Symptoms include sudden, severe pain. There may also be abdominal pain and nausea. The scrotum may also appear swollen, and the testicles may be higher than normal. Although a twisted testicle can occur at any age, including infancy, it is most common in adolescent males. Because immediate treatment is needed, it is considered a medical emergency.
The cause of twisted testicles is not clearly known. There appears to be a trait some males inherit, however, which allows the testicles to rotate inside the scrotum. It most commonly occurs during sleep. An injury to the testicles may also cause the condition. Once a male has this happen, he is at an increased risk of the condition happening again.
A diagnosis can often be made after a physical exam. An ultrasound may also be recommended to check for reduced blood flow to the testicle. Blood and urine tests may be ordered to rule out other conditions, which can cause pain in the testicles.
In some males, the condition will reverse itself spontaneously. Pain will subside, and the testicle becomes untwisted. Even if the testicle becomes untwisted, a doctor should still be consulted to determine if treatment is needed to prevent the condition from developing again.
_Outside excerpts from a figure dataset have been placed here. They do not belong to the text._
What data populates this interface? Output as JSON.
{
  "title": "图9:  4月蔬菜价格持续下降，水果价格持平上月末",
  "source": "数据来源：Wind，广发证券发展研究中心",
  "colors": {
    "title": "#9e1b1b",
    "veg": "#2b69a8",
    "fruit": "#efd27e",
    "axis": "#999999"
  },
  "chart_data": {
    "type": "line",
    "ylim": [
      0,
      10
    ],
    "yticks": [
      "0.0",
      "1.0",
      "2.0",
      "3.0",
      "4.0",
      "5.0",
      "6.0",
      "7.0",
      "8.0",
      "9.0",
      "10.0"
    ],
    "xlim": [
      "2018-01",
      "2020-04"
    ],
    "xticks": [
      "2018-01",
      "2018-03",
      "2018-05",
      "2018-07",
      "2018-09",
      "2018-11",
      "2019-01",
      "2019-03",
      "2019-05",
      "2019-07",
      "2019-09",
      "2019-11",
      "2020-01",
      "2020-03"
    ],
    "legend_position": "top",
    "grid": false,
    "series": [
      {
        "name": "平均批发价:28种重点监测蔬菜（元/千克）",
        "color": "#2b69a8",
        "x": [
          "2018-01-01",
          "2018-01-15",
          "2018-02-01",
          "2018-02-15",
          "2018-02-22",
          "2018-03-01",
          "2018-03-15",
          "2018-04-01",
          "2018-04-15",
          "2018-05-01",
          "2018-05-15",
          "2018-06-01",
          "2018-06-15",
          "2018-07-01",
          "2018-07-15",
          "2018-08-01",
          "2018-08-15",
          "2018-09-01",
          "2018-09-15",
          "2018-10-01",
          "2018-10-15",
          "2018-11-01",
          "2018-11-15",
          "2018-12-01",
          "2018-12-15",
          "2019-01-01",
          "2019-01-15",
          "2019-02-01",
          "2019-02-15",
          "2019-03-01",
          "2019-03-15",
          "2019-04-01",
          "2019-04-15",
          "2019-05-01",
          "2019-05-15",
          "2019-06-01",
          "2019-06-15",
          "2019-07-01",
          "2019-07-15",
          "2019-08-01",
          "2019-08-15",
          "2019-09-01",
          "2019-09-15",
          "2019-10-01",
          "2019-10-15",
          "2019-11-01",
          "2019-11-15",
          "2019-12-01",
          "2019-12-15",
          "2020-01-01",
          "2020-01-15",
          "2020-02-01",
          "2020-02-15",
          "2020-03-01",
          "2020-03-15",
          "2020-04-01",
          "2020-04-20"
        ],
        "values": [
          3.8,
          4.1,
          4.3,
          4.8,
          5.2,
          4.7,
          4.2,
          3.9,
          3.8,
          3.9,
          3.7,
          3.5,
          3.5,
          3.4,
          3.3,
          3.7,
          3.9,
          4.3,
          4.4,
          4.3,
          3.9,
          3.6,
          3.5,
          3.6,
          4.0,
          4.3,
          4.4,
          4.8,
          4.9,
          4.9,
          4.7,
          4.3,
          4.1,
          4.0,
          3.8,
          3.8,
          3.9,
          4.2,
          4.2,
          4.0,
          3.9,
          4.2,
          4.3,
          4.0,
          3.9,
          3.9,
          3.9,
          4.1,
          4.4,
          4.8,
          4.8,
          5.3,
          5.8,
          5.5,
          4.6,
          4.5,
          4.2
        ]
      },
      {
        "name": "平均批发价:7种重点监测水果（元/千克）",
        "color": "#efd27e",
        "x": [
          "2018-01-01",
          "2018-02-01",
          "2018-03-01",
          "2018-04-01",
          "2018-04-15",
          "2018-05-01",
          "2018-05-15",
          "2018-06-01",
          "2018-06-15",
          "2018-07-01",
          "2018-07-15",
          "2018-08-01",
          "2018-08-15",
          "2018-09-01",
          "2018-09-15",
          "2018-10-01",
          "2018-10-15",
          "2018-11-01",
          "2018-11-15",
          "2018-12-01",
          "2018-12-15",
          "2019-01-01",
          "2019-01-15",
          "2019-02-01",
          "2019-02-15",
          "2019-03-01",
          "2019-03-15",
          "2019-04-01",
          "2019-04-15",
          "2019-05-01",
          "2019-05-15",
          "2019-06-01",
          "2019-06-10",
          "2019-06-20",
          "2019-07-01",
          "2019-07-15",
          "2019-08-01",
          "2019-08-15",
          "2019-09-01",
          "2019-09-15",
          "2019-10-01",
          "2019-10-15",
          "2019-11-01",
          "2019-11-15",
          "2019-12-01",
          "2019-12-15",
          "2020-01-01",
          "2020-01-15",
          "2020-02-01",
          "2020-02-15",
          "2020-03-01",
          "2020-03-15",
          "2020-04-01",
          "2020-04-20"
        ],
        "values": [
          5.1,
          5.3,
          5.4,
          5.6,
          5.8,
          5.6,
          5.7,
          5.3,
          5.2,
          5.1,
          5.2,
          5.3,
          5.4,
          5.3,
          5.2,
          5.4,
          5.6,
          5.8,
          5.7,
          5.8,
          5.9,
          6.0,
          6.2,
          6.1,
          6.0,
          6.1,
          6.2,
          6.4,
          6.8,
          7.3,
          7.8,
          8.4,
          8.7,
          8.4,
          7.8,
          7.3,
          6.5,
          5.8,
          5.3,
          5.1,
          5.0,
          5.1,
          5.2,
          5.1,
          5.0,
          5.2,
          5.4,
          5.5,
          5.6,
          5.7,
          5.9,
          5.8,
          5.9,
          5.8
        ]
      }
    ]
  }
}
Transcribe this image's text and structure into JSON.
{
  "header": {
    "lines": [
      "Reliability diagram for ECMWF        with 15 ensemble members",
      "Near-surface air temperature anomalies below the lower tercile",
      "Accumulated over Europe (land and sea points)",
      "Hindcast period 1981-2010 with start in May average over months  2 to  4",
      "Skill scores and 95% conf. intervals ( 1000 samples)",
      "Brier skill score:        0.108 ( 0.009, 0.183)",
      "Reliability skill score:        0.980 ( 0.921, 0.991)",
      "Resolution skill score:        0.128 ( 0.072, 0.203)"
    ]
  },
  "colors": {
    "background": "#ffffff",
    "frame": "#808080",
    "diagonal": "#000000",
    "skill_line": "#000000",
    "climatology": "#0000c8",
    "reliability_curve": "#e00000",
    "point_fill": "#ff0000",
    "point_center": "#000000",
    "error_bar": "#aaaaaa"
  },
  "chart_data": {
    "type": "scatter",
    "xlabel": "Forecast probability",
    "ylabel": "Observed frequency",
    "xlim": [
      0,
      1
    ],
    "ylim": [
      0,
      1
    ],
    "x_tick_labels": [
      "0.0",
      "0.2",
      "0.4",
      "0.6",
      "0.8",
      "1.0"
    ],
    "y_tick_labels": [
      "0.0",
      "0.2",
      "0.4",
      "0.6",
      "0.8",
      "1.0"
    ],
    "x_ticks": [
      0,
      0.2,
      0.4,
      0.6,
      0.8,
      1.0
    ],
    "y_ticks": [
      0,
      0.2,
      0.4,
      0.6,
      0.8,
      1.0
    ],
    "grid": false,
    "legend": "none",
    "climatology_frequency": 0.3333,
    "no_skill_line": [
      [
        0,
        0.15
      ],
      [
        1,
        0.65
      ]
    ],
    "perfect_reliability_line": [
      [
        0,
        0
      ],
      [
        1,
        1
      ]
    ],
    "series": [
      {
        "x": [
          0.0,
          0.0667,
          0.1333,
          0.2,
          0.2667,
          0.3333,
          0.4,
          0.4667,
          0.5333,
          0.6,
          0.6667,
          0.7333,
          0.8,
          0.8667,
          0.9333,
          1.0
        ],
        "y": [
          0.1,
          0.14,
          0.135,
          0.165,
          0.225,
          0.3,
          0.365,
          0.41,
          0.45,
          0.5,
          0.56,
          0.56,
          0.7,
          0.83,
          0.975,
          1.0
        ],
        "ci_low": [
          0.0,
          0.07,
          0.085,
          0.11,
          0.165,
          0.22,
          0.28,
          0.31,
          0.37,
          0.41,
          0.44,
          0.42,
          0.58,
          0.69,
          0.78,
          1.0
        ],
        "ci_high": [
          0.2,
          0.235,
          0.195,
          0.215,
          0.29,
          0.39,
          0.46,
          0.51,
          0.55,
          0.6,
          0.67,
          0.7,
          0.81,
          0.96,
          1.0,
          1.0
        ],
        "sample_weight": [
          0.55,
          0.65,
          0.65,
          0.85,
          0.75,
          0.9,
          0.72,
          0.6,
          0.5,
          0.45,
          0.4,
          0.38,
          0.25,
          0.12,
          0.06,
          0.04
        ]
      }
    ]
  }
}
If the condition has not reversed itself, surgery is the main treatment. Occasionally a physician may try manually untwisting the testicle. Surgery may still be needed to prevent the condition from developing again.
Surgery is done under anesthesia. The scrotum will be cut, and the testicle will be untwisted. If some of the tissue has died, it will need to be removed. In some cases, the entire testicle has to be removed. If the testicle is saved, it will be stitched to the wall of the scrotum to prevent the twisting from happening again.
The success rate of surgery and chance of saving the testicle depends on how quick the surgery was performed. Research indicates that if surgery is performed within the first six hours of a twisted testicle, the testicle can be saved about 90 percent of the time. The success rates drop to about 50 percent if surgery occurs after 12 hours. There is only about a 10 percent chance of saving the testicle if surgery is performed after 24 hours.